Local 2.2.4 is EXTREMELY SLOW due to PERMISSIONS BUG

Local by Flywheel suddenly became very slow for me after an update.

It would load items from the sidebar of the Wordpress Dashboard in 12+ seconds rather than immediately.
Websites would take 12+ seconds to load pages. This was insane.

It was driving me nuts. It would be faster simply to develop online than on Local.

I had updated to Local by Flywheel 2.2.4 on a MacBook Pro 15" Retina Late 2013 16GB RAM, 1 TB SSD, MacOS Sierra 10.12.6.

This bug even made me think about getting a new MacBook Pro - but I’m waiting for MacBook Pros with the new Intel i7 CPUs with 6 CORES and 32 GB RAM before I would ever update. 4-CORES and 16 GB is simply get too often saturated when running 32 apps for work. And Intel CPUs haven’t gotten much faster in the past 7 years.

Another clue:
When trying to clone a website, it would give an error message that SQL couldn’t access the database.

The following failed to speed up Local by Flywheel:

  1. turning on Faster Docker Volumes
  2. turning on IPv6 Loopback
  3. Turning on or off Developer Mode
  4. Upgrading VirtualBox to 5.2.8
  5. Upgrading PHP Version to 7.2.0

What I found was a bug in Local By Flywheel.

Correcting this bug restored the speed of developing on Local.


THE BUG:

Local by Flywheel was setting the PERMISSIONS of the SQL directory incorrectly for each new website.

The location of the SQL directory for each website is:

/Users/youraccount/Documents/Websites by Local/mywebsitename/app/sql/

The permission for this directory is INCORRECTLY set to: drwx------ (700)

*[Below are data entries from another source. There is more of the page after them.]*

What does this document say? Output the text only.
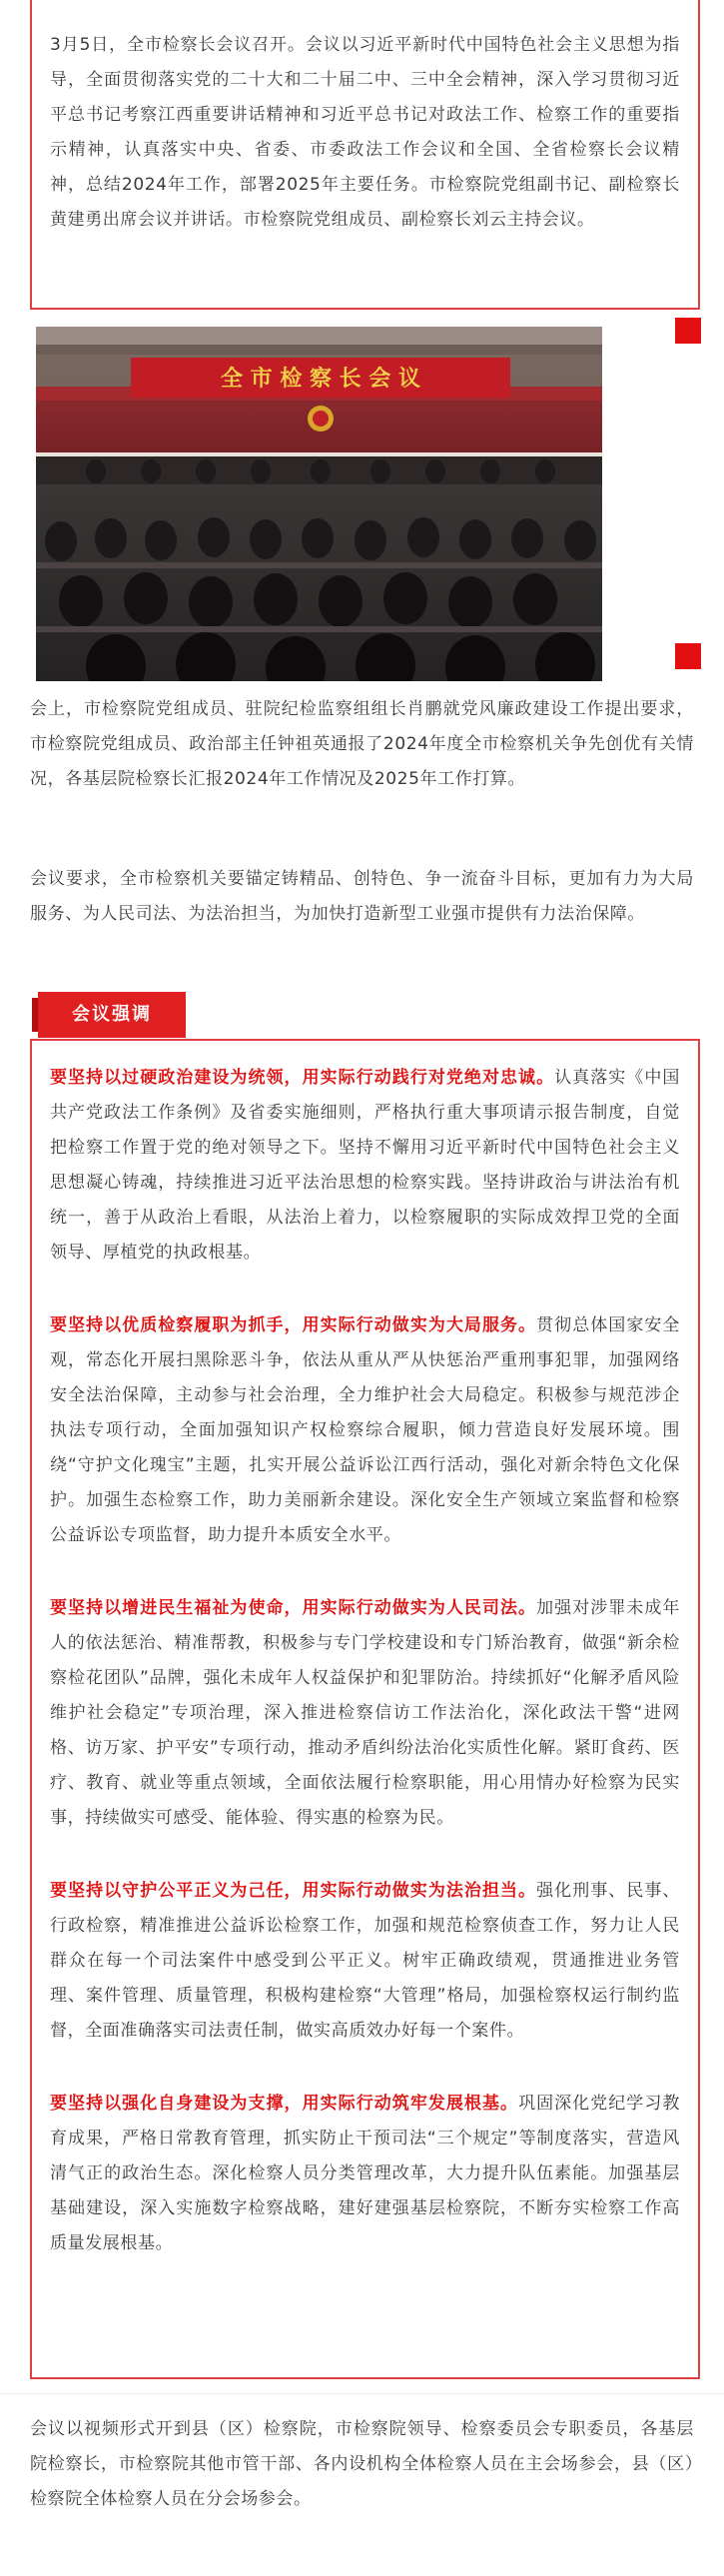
3月5日，全市检察长会议召开。会议以习近平新时代中国特色社会主义思想为指导，全面贯彻落实党的二十大和二十届二中、三中全会精神，深入学习贯彻习近平总书记考察江西重要讲话精神和习近平总书记对政法工作、检察工作的重要指示精神，认真落实中央、省委、市委政法工作会议和全国、全省检察长会议精神，总结2024年工作，部署2025年主要任务。市检察院党组副书记、副检察长黄建勇出席会议并讲话。市检察院党组成员、副检察长刘云主持会议。

全 市 检 察 长 会 议

会上，市检察院党组成员、驻院纪检监察组组长肖鹏就党风廉政建设工作提出要求，市检察院党组成员、政治部主任钟祖英通报了2024年度全市检察机关争先创优有关情况，各基层院检察长汇报2024年工作情况及2025年工作打算。

会议要求，全市检察机关要锚定铸精品、创特色、争一流奋斗目标，更加有力为大局服务、为人民司法、为法治担当，为加快打造新型工业强市提供有力法治保障。

会议强调

要坚持以过硬政治建设为统领，用实际行动践行对党绝对忠诚。认真落实《中国共产党政法工作条例》及省委实施细则，严格执行重大事项请示报告制度，自觉把检察工作置于党的绝对领导之下。坚持不懈用习近平新时代中国特色社会主义思想凝心铸魂，持续推进习近平法治思想的检察实践。坚持讲政治与讲法治有机统一，善于从政治上看眼，从法治上着力，以检察履职的实际成效捍卫党的全面领导、厚植党的执政根基。

要坚持以优质检察履职为抓手，用实际行动做实为大局服务。贯彻总体国家安全观，常态化开展扫黑除恶斗争，依法从重从严从快惩治严重刑事犯罪，加强网络安全法治保障，主动参与社会治理，全力维护社会大局稳定。积极参与规范涉企执法专项行动，全面加强知识产权检察综合履职，倾力营造良好发展环境。围绕“守护文化瑰宝”主题，扎实开展公益诉讼江西行活动，强化对新余特色文化保护。加强生态检察工作，助力美丽新余建设。深化安全生产领域立案监督和检察公益诉讼专项监督，助力提升本质安全水平。

要坚持以增进民生福祉为使命，用实际行动做实为人民司法。加强对涉罪未成年人的依法惩治、精准帮教，积极参与专门学校建设和专门矫治教育，做强“新余检察检花团队”品牌，强化未成年人权益保护和犯罪防治。持续抓好“化解矛盾风险 维护社会稳定”专项治理，深入推进检察信访工作法治化，深化政法干警“进网格、访万家、护平安”专项行动，推动矛盾纠纷法治化实质性化解。紧盯食药、医疗、教育、就业等重点领域，全面依法履行检察职能，用心用情办好检察为民实事，持续做实可感受、能体验、得实惠的检察为民。

要坚持以守护公平正义为己任，用实际行动做实为法治担当。强化刑事、民事、行政检察，精准推进公益诉讼检察工作，加强和规范检察侦查工作，努力让人民群众在每一个司法案件中感受到公平正义。树牢正确政绩观，贯通推进业务管理、案件管理、质量管理，积极构建检察“大管理”格局，加强检察权运行制约监督，全面准确落实司法责任制，做实高质效办好每一个案件。

要坚持以强化自身建设为支撑，用实际行动筑牢发展根基。巩固深化党纪学习教育成果，严格日常教育管理，抓实防止干预司法“三个规定”等制度落实，营造风清气正的政治生态。深化检察人员分类管理改革，大力提升队伍素能。加强基层基础建设，深入实施数字检察战略，建好建强基层检察院，不断夯实检察工作高质量发展根基。

会议以视频形式开到县（区）检察院，市检察院领导、检察委员会专职委员，各基层院检察长，市检察院其他市管干部、各内设机构全体检察人员在主会场参会，县（区）检察院全体检察人员在分会场参会。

Instead the permission for this directory should be: drwxr-xr-x (755)

Older SQL directories had 755 as the permission setting.


Once I corrected the permissions error manually for each new website that Local 2.2.4 created, Local was restored to working as fast as it was before!

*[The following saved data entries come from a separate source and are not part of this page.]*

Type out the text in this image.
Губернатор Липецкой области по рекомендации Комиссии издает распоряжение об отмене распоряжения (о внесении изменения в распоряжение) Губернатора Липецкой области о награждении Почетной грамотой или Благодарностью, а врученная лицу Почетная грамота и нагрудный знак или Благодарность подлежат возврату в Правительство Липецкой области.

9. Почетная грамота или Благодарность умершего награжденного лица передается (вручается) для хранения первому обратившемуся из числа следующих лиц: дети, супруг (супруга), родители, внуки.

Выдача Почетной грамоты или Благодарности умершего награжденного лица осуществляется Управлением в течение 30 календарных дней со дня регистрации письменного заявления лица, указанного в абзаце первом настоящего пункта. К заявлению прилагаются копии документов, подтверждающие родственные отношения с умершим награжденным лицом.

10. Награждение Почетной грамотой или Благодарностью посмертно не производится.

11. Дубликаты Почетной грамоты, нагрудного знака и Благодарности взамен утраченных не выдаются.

Using Path Finder makes this easy. Just change the 700 to 755 in the get-info dialog for the directory.

I can get to the sql folder - but where/how do you set/change permissions?

A folder or file’s permissions settings are a function of the file system.
On a Mac these are a folder or file’s UNIX permissions settings.
To set them, you have to use an app that allows you to see them.
The Mac Finder doesn’t do a good job of this. It gives you a simplified version when you Get Info.

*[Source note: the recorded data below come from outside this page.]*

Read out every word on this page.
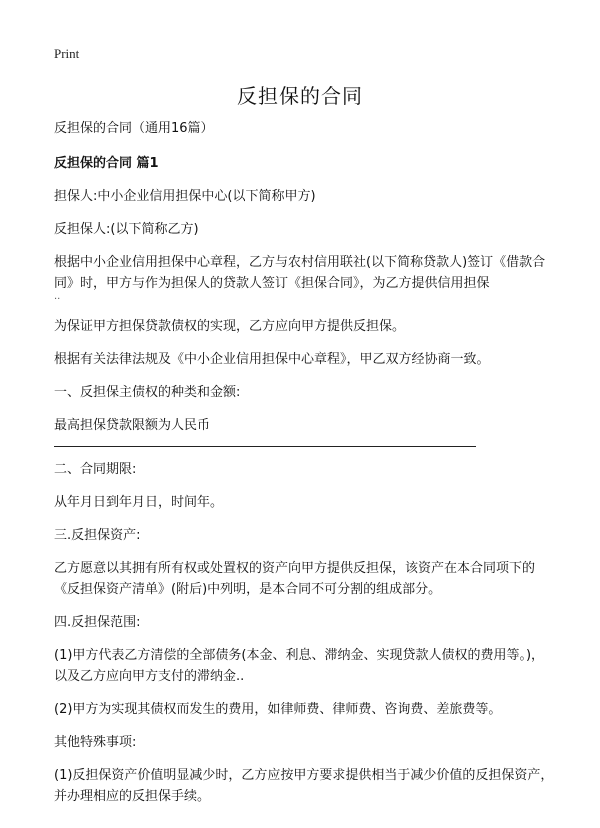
Print
反担保的合同

反担保的合同（通用16篇）

反担保的合同 篇1

担保人:中小企业信用担保中心(以下简称甲方)

反担保人:(以下简称乙方)

根据中小企业信用担保中心章程，乙方与农村信用联社(以下简称贷款人)签订《借款合同》时，甲方与作为担保人的贷款人签订《担保合同》，为乙方提供信用担保

..

为保证甲方担保贷款债权的实现，乙方应向甲方提供反担保。

根据有关法律法规及《中小企业信用担保中心章程》，甲乙双方经协商一致。

一、反担保主债权的种类和金额:

最高担保贷款限额为人民币

二、合同期限:

从年月日到年月日，时间年。

三.反担保资产:

乙方愿意以其拥有所有权或处置权的资产向甲方提供反担保，该资产在本合同项下的《反担保资产清单》(附后)中列明，是本合同不可分割的组成部分。

四.反担保范围:

(1)甲方代表乙方清偿的全部债务(本金、利息、滞纳金、实现贷款人债权的费用等。)，以及乙方应向甲方支付的滞纳金..

(2)甲方为实现其债权而发生的费用，如律师费、律师费、咨询费、差旅费等。

其他特殊事项:

(1)反担保资产价值明显减少时，乙方应按甲方要求提供相当于减少价值的反担保资产，并办理相应的反担保手续。
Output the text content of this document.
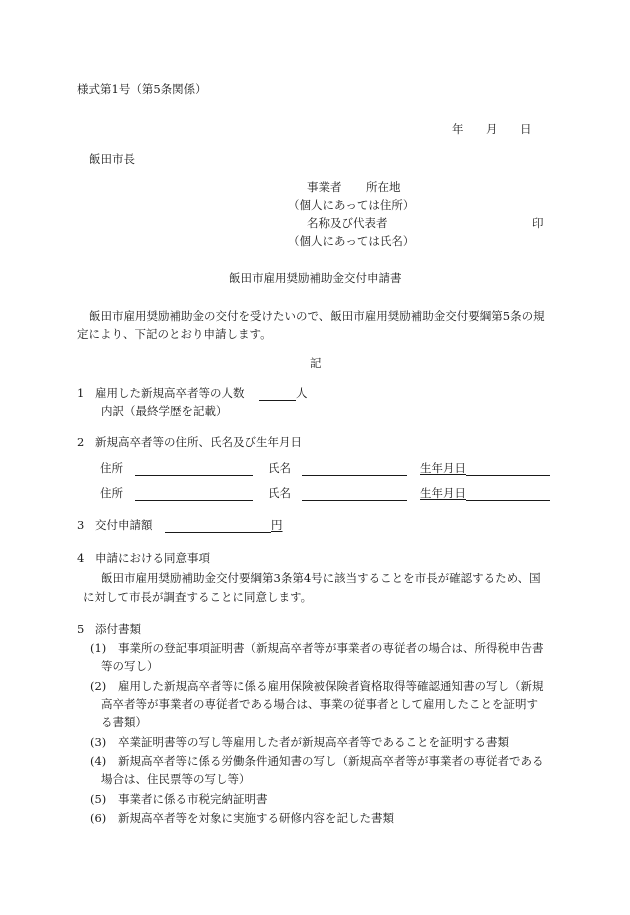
様式第1号（第5条関係）
年 月 日
飯田市長
事業者 所在地
（個人にあっては住所）
名称及び代表者	印
（個人にあっては氏名）
飯田市雇用奨励補助金交付申請書
飯田市雇用奨励補助金の交付を受けたいので、飯田市雇用奨励補助金交付要綱第5条の規
定により、下記のとおり申請します。
記
1 雇用した新規高卒者等の人数	人
内訳（最終学歴を記載）
2 新規高卒者等の住所、氏名及び生年月日
住所	氏名	生年月日
住所	氏名	生年月日
3 交付申請額	円
4 申請における同意事項
飯田市雇用奨励補助金交付要綱第3条第4号に該当することを市長が確認するため、国
に対して市長が調査することに同意します。
5 添付書類
(1) 事業所の登記事項証明書（新規高卒者等が事業者の専従者の場合は、所得税申告書
等の写し）
(2) 雇用した新規高卒者等に係る雇用保険被保険者資格取得等確認通知書の写し（新規
高卒者等が事業者の専従者である場合は、事業の従事者として雇用したことを証明す
る書類）
(3) 卒業証明書等の写し等雇用した者が新規高卒者等であることを証明する書類
(4) 新規高卒者等に係る労働条件通知書の写し（新規高卒者等が事業者の専従者である
場合は、住民票等の写し等）
(5) 事業者に係る市税完納証明書
(6) 新規高卒者等を対象に実施する研修内容を記した書類
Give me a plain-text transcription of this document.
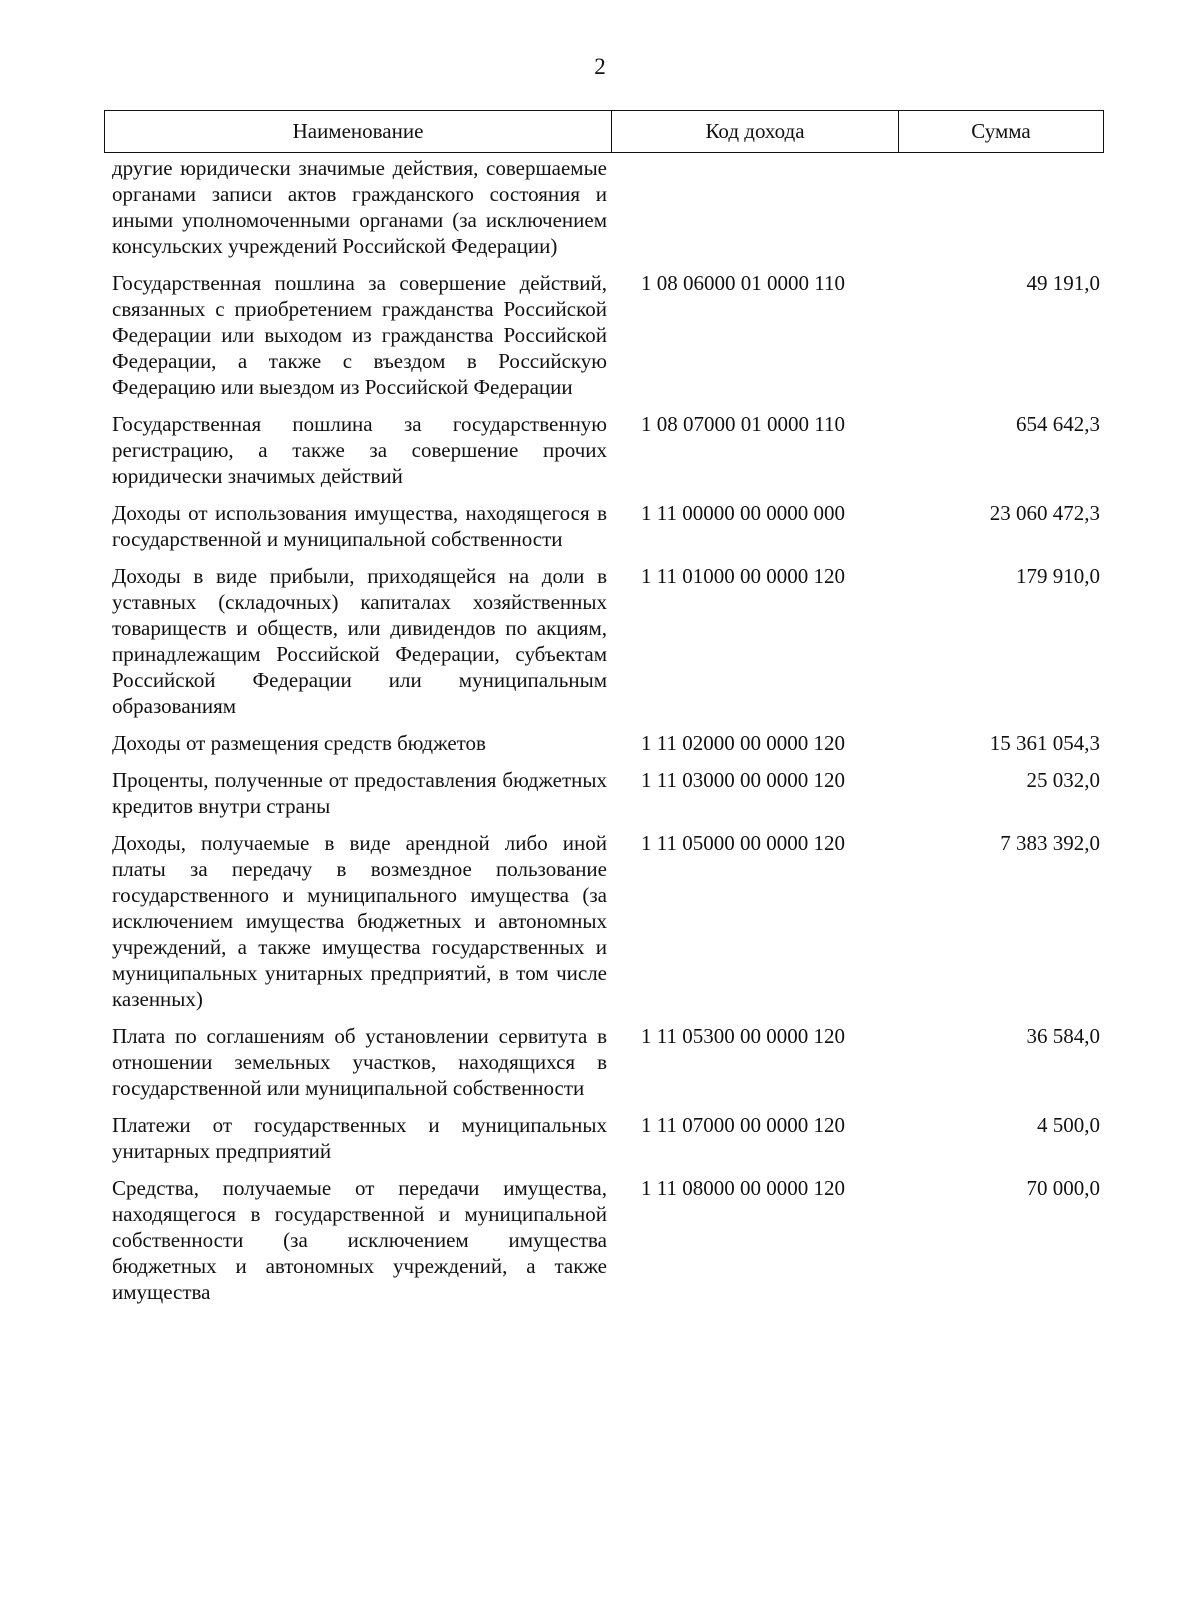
2
Наименование	Код дохода	Сумма
другие юридически значимые действия, совершаемые органами записи актов гражданского состояния и иными уполномоченными органами (за исключением консульских учреждений Российской Федерации)
Государственная пошлина за совершение действий, связанных с приобретением гражданства Российской Федерации или выходом из гражданства Российской Федерации, а также с въездом в Российскую Федерацию или выездом из Российской Федерации
1 08 06000 01 0000 110	49 191,0
Государственная пошлина за государственную регистрацию, а также за совершение прочих юридически значимых действий
1 08 07000 01 0000 110	654 642,3
Доходы от использования имущества, находящегося в государственной и муниципальной собственности
1 11 00000 00 0000 000	23 060 472,3
Доходы в виде прибыли, приходящейся на доли в уставных (складочных) капиталах хозяйственных товариществ и обществ, или дивидендов по акциям, принадлежащим Российской Федерации, субъектам Российской Федерации или муниципальным образованиям
1 11 01000 00 0000 120	179 910,0
Доходы от размещения средств бюджетов	1 11 02000 00 0000 120	15 361 054,3
Проценты, полученные от предоставления бюджетных кредитов внутри страны
1 11 03000 00 0000 120	25 032,0
Доходы, получаемые в виде арендной либо иной платы за передачу в возмездное пользование государственного и муниципального имущества (за исключением имущества бюджетных и автономных учреждений, а также имущества государственных и муниципальных унитарных предприятий, в том числе казенных)
1 11 05000 00 0000 120	7 383 392,0
Плата по соглашениям об установлении сервитута в отношении земельных участков, находящихся в государственной или муниципальной собственности
1 11 05300 00 0000 120	36 584,0
Платежи от государственных и муниципальных унитарных предприятий
1 11 07000 00 0000 120	4 500,0
Средства, получаемые от передачи имущества, находящегося в государственной и муниципальной собственности (за исключением имущества бюджетных и автономных учреждений, а также имущества
1 11 08000 00 0000 120	70 000,0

You can see and folder and file UNIX Permissions using the app Path Finder. Use Path Finder’s Get Info for the selected folder or file.

BatChmod is a free utility that also allows you to set UNiX Permissions on selected files and folder.

Does anyone know how to do this on the windows 7 system?

I found instructions to change permissions to 755 here:
http://www.macinstruct.com/node/415

Hi have you tried with the latest 2.3.0 pre release?

Hey Romeo,

Thanks for all of the details! It’s definitely interesting.

The app/sql folder is only used for SQL exports. The only time it’s accessed/modified is when you export the site or stop the site.

My guess is that when you change the permissions it’s either priming or refreshing the file system cache (either NFS or VirtualBox shared folders).

If this happens again, try opening Terminal and running ls -laR LOCAL_SITE_PATH > /dev/null (Example: ls -laR ~/Local\ Sites/test > /dev/null) instead of trying to change the permissions.